Nonostante tutto però, gli alberi monumentali sono ancora lì. In Italia sono circa 22 mila secondo le stime del Corpo Forestale dello Stato. Paiono numerosi, ma non sono altro che pochi superstiti dei boschi che ricoprivano la nostra patria nei secoli passati. Il loro giudizio sarà duro nei confronti dei nostri avi e forse anche verso di noi. Oggi però vedo una speranza, motivata da una maggiore consapevolezza della loro importanza simbolica e naturalistica.

Certo, la considerazione di cui godono non è paragonabile a quella delle sequoie nordamericane che forse ci vengono alla mente quando pensiamo ai padri della foresta. Vi invito però a prendere consapevolezza del loro posto nel mondo moderno. Sono presenti quasi in ogni città, a Milano mi viene in mente la Quercia Rossa di Piazza XXIV Maggio o anche il Faggio Rosso di Via Caradosso, ma il nostro territorio è pieno di questi testimoni del tempo passato.

Testimoni del processo di urbanizzazione e dell’evoluzione culturale: da idoli divini a simboli antropomorfi

Da sempre questi alberi sono richiamati al banco degli imputati da artisti e poeti, per testimoniare e raccontare il cambiamento del nostro mondo attraverso il loro esempio. Come anziani spettatori e allo stesso tempo come prove fisiche del passare del tempo.

Seneca riscoprendoli nel loro originario rifugio, all’interno dei boschi della nostra penisola, scriveva di «quel luogo cupo e segreto, e l’ammirazione di quell’ombre protese ti fanno fede dell’esistenza della divinità». Quasi fossero idoli, nella loro straordinaria incongruenza con la consuetudinaria crescita dei loro simili. Prove dell’esistenza del divino e loro simboli.

Oggi invece, estratti dai loro alvei, li possiamo vedere fusi nelle nostre città, come antichi monumenti naturali, che forse ci attirano perché ci identifichiamo nella loro solitudine e nella loro eccezionalità. L’uomo nelle metropoli è sempre più un singolo nella solitudine collettiva e conta spesso nelle sue sole forze per andare avanti. L’albero monumentale, un po’ antropomorfizzato, è fonte di identificazione per chi si sente unico e costretto allo stesso modo.

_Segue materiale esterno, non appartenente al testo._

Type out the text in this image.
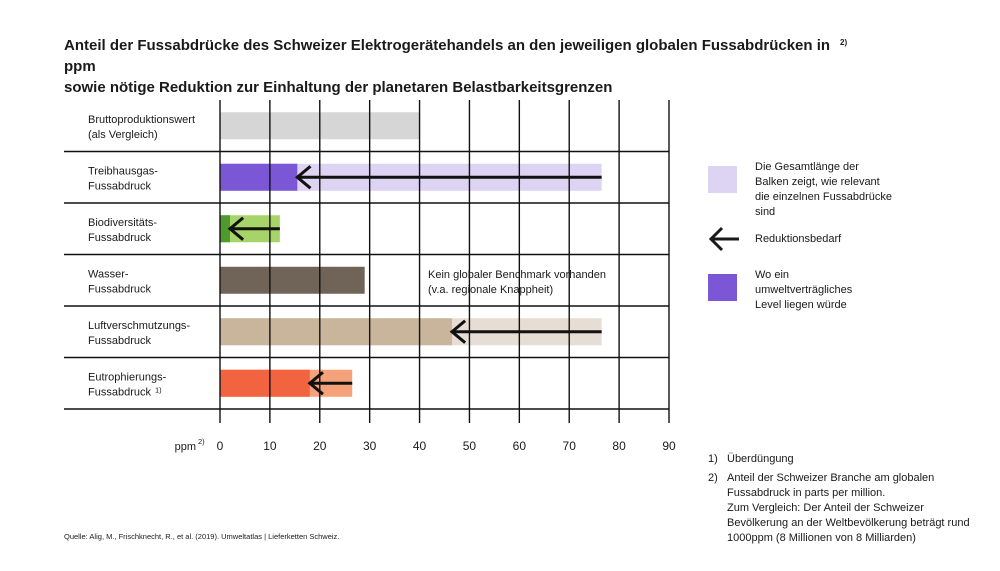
Anteil der Fussabdrücke des Schweizer Elektrogerätehandels an den jeweiligen globalen Fussabdrücken in ppm
sowie nötige Reduktion zur Einhaltung der planetaren Belastbarkeitsgrenzen
2)
0	10	20	30	40	50	60	70	80	90
Bruttoproduktionswert (als Vergleich)
Treibhausgas-Fussabdruck
Biodiversitäts-Fussabdruck
Wasser-Fussabdruck
Luftverschmutzungs-Fussabdruck
Eutrophierungs-Fussabdruck $^{1)}$
Kein globaler Benchmark vorhanden (v.a. regionale Knappheit)
ppm 2)
Die Gesamtlänge der
Balken zeigt, wie relevant
die einzelnen Fussabdrücke
sind
Reduktionsbedarf
Wo ein
umweltverträgliches
Level liegen würde
1) Überdüngung
2) Anteil der Schweizer Branche am globalen
Fussabdruck in parts per million.
Zum Vergleich: Der Anteil der Schweizer
Bevölkerung an der Weltbevölkerung beträgt rund
1000ppm (8 Millionen von 8 Milliarden)
Quelle: Alig, M., Frischknecht, R., et al. (2019). Umweltatlas | Lieferketten Schweiz.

Questi, come molti altri tratti più particolari, hanno guidato uomini e artisti nel magnificare questi giganti della natura, legandoli alla loro vita e a episodi storici illustri.

L’auspicio è che nei prossimi giorni e in tutti quelli seguenti, si continui a prestare cura verso questi nostri anziani compagni di viaggio e alla loro proliferazione, in modo da consentire anche alle generazioni future di presentarsi al loro cospetto e chiedere umilmente una testimonianza sincera del corso della storia.